As detailed above, the effects of the present invention are: firstly, the electromagnetic drive unit can be made smaller and lower in electric power; secondly, the diaphragm is made larger, and - highly accurate proportionality is achieved in which fluctuations in clamping pressure have little effect on secondary pressure. Thirdly, it is possible to realize a control valve, and thirdly, it is possible to have a configuration that is advantageous in terms of equipment implementation.

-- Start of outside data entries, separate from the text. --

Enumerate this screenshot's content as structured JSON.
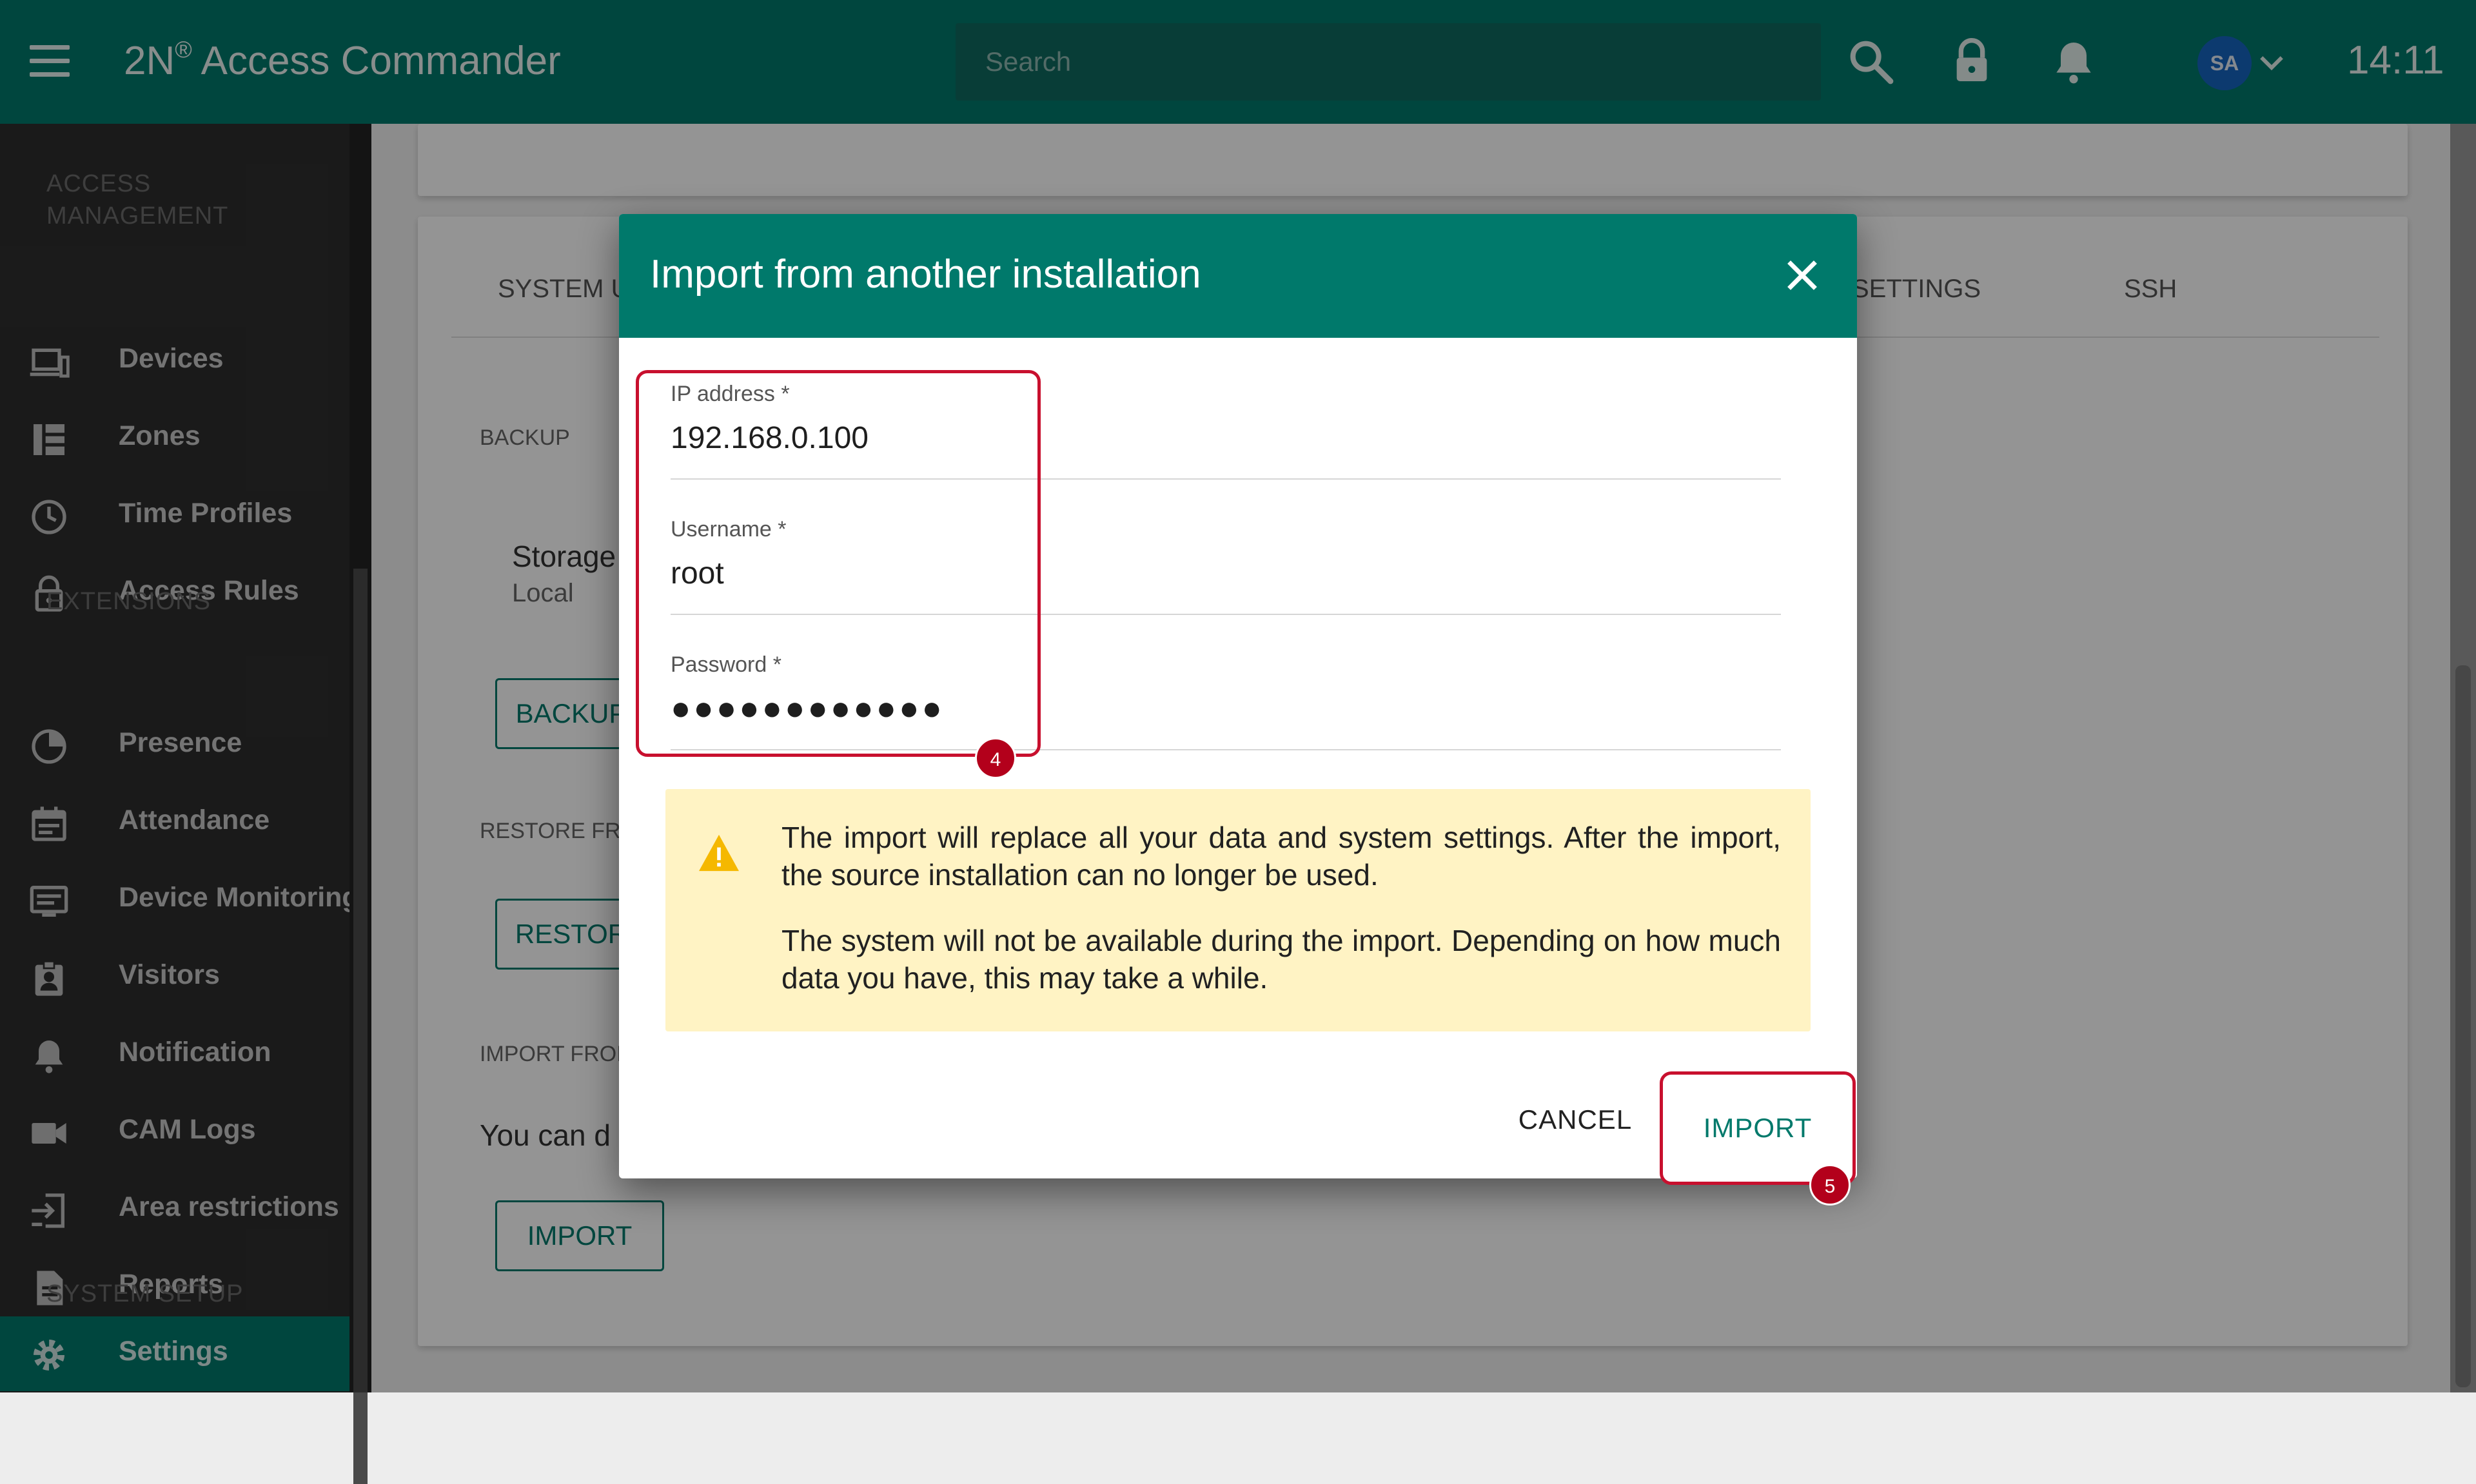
{
  "topbar": {
    "app_title": "2N",
    "app_title_sup": "®",
    "app_title_rest": " Access Commander",
    "search_placeholder": "Search",
    "avatar_initials": "SA",
    "time": "14:11",
    "icons": [
      "menu-icon",
      "search-icon",
      "lock-icon",
      "bell-icon",
      "chevron-down-icon"
    ]
  },
  "sidebar": {
    "sections": {
      "access_management_1": "ACCESS",
      "access_management_2": "MANAGEMENT",
      "extensions": "EXTENSIONS",
      "system_setup": "SYSTEM SETUP"
    },
    "items": [
      {
        "label": "Devices",
        "icon": "devices-icon"
      },
      {
        "label": "Zones",
        "icon": "zones-icon"
      },
      {
        "label": "Time Profiles",
        "icon": "clock-icon"
      },
      {
        "label": "Access Rules",
        "icon": "lock-icon"
      },
      {
        "label": "Presence",
        "icon": "presence-icon"
      },
      {
        "label": "Attendance",
        "icon": "calendar-icon"
      },
      {
        "label": "Device Monitoring",
        "icon": "monitor-icon"
      },
      {
        "label": "Visitors",
        "icon": "visitor-badge-icon"
      },
      {
        "label": "Notification",
        "icon": "bell-icon"
      },
      {
        "label": "CAM Logs",
        "icon": "camera-icon"
      },
      {
        "label": "Area restrictions",
        "icon": "area-icon"
      },
      {
        "label": "Reports",
        "icon": "report-icon"
      },
      {
        "label": "Settings",
        "icon": "gear-icon"
      }
    ]
  },
  "background": {
    "tab_system": "SYSTEM U",
    "tab_settings": "SETTINGS",
    "tab_ssh": "SSH",
    "backup_heading": "BACKUP",
    "storage_label": "Storage",
    "storage_value": "Local",
    "backup_button": "BACKUP",
    "restore_heading": "RESTORE FRO",
    "restore_button": "RESTOR",
    "import_heading": "IMPORT FROM",
    "import_text": "You can d",
    "import_button": "IMPORT"
  },
  "dialog": {
    "title": "Import from another installation",
    "fields": {
      "ip_label": "IP address *",
      "ip_value": "192.168.0.100",
      "username_label": "Username *",
      "username_value": "root",
      "password_label": "Password *",
      "password_value": "●●●●●●●●●●●●"
    },
    "warning": {
      "paragraph1": "The import will replace all your data and system settings. After the import, the source installation can no longer be used.",
      "paragraph2": "The system will not be available during the import. Depending on how much data you have, this may take a while."
    },
    "cancel_label": "CANCEL",
    "import_label": "IMPORT",
    "step_badges": [
      "4",
      "5"
    ]
  },
  "colors": {
    "primary": "#00796b",
    "highlight": "#c8102e",
    "warning_bg": "#fff3c4",
    "sidebar_bg": "#2e2e2e"
  }
}
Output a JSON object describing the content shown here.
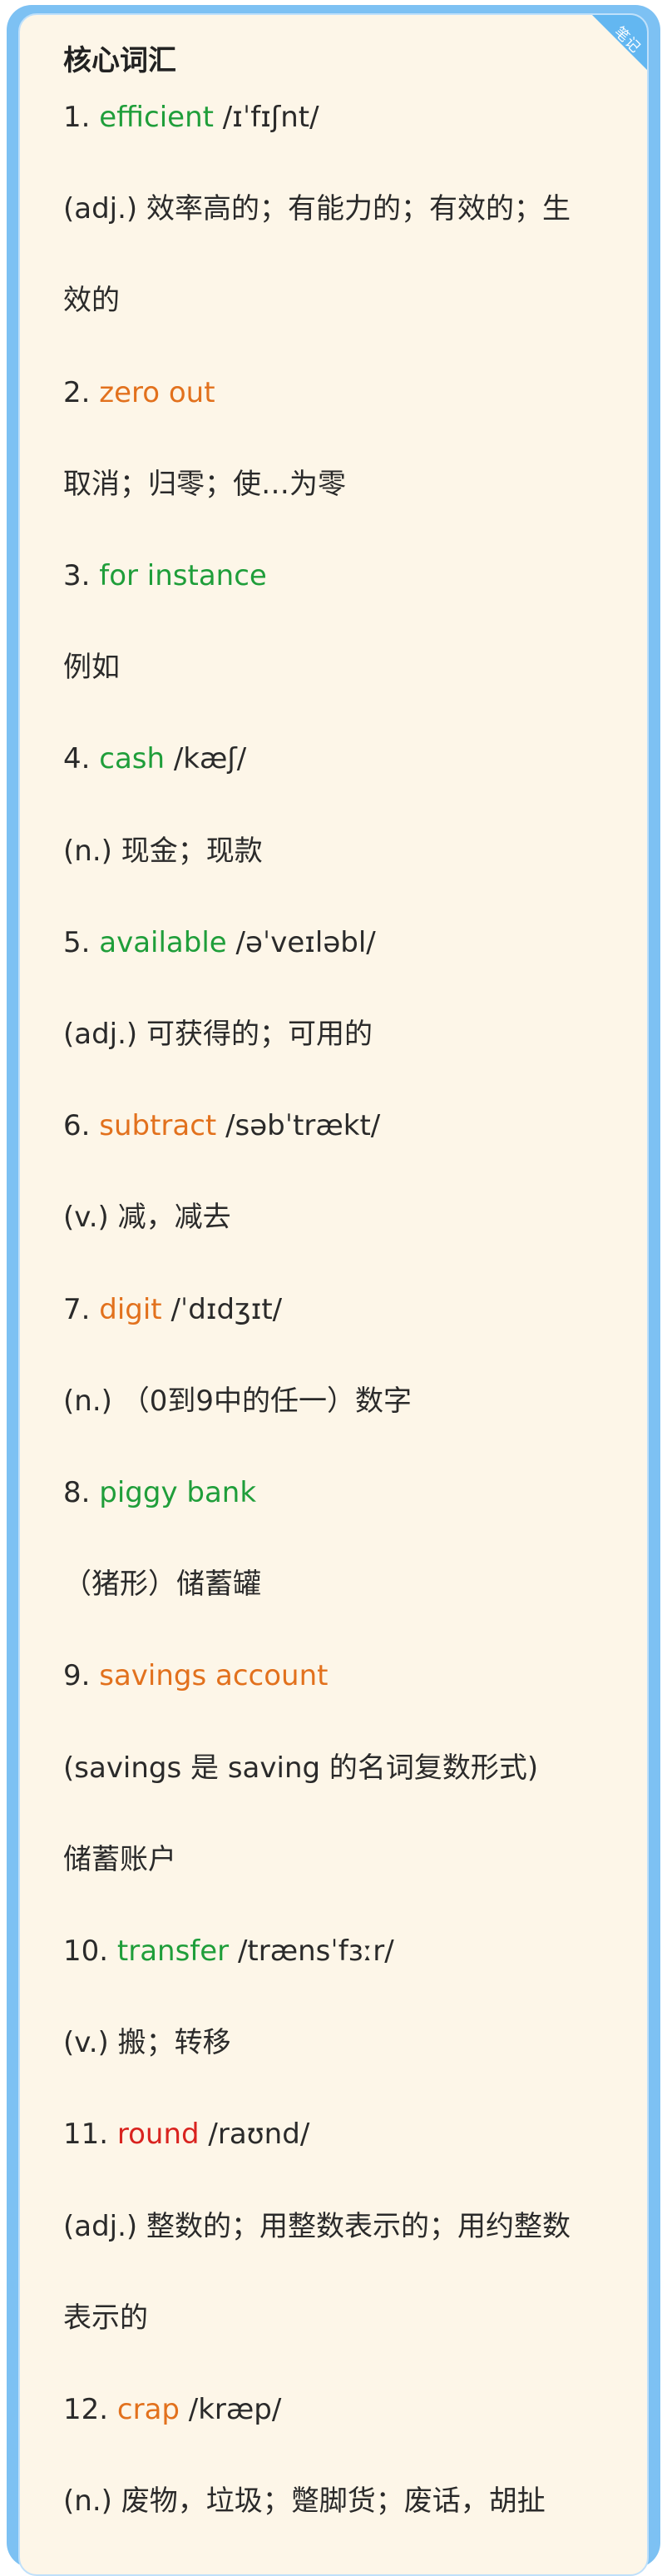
{
  "card": {
    "title": "核心词汇",
    "corner_tag": "笔记",
    "colors": {
      "frame": "#7dc1f3",
      "background": "#fdf6e8",
      "green": "#1f9e3a",
      "orange": "#e2711d",
      "red": "#d9231f"
    }
  },
  "lines": [
    {
      "num": "1. ",
      "word": "efficient",
      "color": "green",
      "phonetic": " /ɪˈfɪʃnt/"
    },
    {
      "text": "(adj.) 效率高的；有能力的；有效的；生"
    },
    {
      "text": "效的"
    },
    {
      "num": "2. ",
      "word": "zero out",
      "color": "orange",
      "phonetic": ""
    },
    {
      "text": "取消；归零；使…为零"
    },
    {
      "num": "3. ",
      "word": "for instance",
      "color": "green",
      "phonetic": ""
    },
    {
      "text": "例如"
    },
    {
      "num": "4. ",
      "word": "cash",
      "color": "green",
      "phonetic": " /kæʃ/"
    },
    {
      "text": "(n.) 现金；现款"
    },
    {
      "num": "5. ",
      "word": "available",
      "color": "green",
      "phonetic": " /əˈveɪləbl/"
    },
    {
      "text": "(adj.) 可获得的；可用的"
    },
    {
      "num": "6. ",
      "word": "subtract",
      "color": "orange",
      "phonetic": " /səbˈtrækt/"
    },
    {
      "text": "(v.) 减，减去"
    },
    {
      "num": "7. ",
      "word": "digit",
      "color": "orange",
      "phonetic": " /ˈdɪdʒɪt/"
    },
    {
      "text": "(n.) （0到9中的任一）数字"
    },
    {
      "num": "8. ",
      "word": "piggy bank",
      "color": "green",
      "phonetic": ""
    },
    {
      "text": "（猪形）储蓄罐"
    },
    {
      "num": "9. ",
      "word": "savings account",
      "color": "orange",
      "phonetic": ""
    },
    {
      "text": "(savings 是 saving 的名词复数形式)"
    },
    {
      "text": "储蓄账户"
    },
    {
      "num": "10. ",
      "word": "transfer",
      "color": "green",
      "phonetic": " /trænsˈfɜːr/"
    },
    {
      "text": "(v.) 搬；转移"
    },
    {
      "num": "11. ",
      "word": "round",
      "color": "red",
      "phonetic": " /raʊnd/"
    },
    {
      "text": "(adj.) 整数的；用整数表示的；用约整数"
    },
    {
      "text": "表示的"
    },
    {
      "num": "12. ",
      "word": "crap",
      "color": "orange",
      "phonetic": " /kræp/"
    },
    {
      "text": "(n.) 废物，垃圾；蹩脚货；废话，胡扯"
    }
  ]
}
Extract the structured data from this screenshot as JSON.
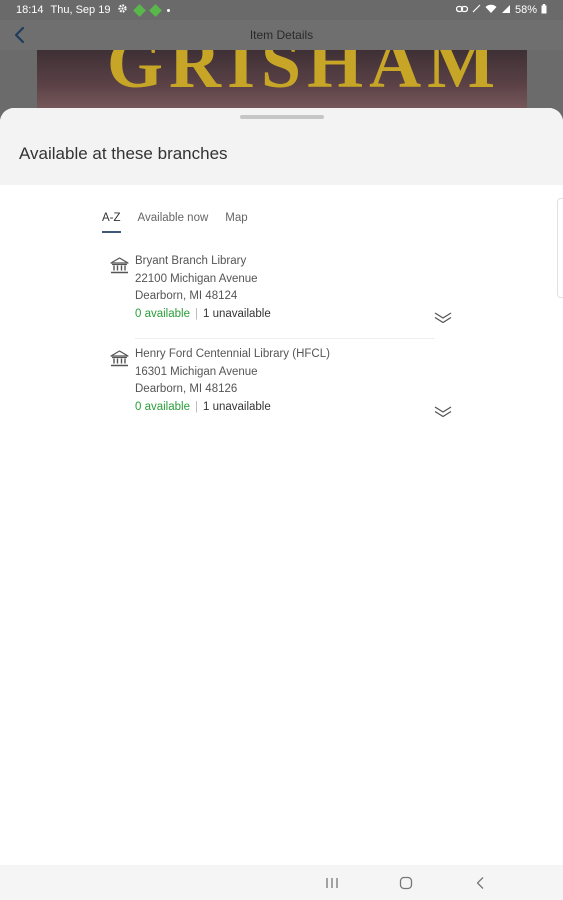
{
  "status_bar": {
    "time": "18:14",
    "date": "Thu, Sep 19",
    "battery": "58%"
  },
  "header": {
    "title": "Item Details"
  },
  "cover": {
    "text": "GRISHAM"
  },
  "sheet": {
    "title": "Available at these branches",
    "tabs": [
      {
        "label": "A-Z",
        "active": true
      },
      {
        "label": "Available now",
        "active": false
      },
      {
        "label": "Map",
        "active": false
      }
    ],
    "branches": [
      {
        "name": "Bryant Branch Library",
        "address": "22100 Michigan Avenue",
        "city": "Dearborn, MI 48124",
        "available": "0 available",
        "unavailable": "1 unavailable"
      },
      {
        "name": "Henry Ford Centennial Library (HFCL)",
        "address": "16301 Michigan Avenue",
        "city": "Dearborn, MI 48126",
        "available": "0 available",
        "unavailable": "1 unavailable"
      }
    ],
    "separator": "|"
  },
  "colors": {
    "available": "#2a9d3a",
    "tab_underline": "#3e5a7a",
    "cover_title": "#c7a527"
  }
}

[Brief explanation of drawings]

FIG. 1 is a configuration diagram of a conventional pressure proportional control valve, FIG. 2 is a configuration diagram of a pressure proportional control valve according to an embodiment of the present invention, and FIG. 3 is a configuration diagram of another embodiment of the present invention. . 4...Valve body, 6...Diaphragm, 9
・・・・・・Boosting mechanism, 10, 11.12.13.14
−・−・・・leverage. Name of agent: Patent attorney Toshio Nakao and 1 other person @1
Figure 3

Claims (4)

[Claims] (1) A pressure proportional control valve in which a valve body is provided in conjunction with a diaphragm that operates in response to fluid pressure, and an electromagnetic force generated by an electromagnetic drive section is applied to the valve body via a booster mechanism. (2) Claim 1 that uses a lever in the boosting mechanism
Pressure proportional control valve as described in section. (3) The pressure proportional control valve according to claim 2, wherein the lever is configured in multiple stages, and the line of action of the electromagnetic force and the line of operation of the valve body are substantially coaxial. (4) The pressure proportional control valve according to claim 2, wherein the lever is configured in multiple stages, and the line of action of the electromagnetic force and the line of operation of the valve body are substantially perpendicular to each other.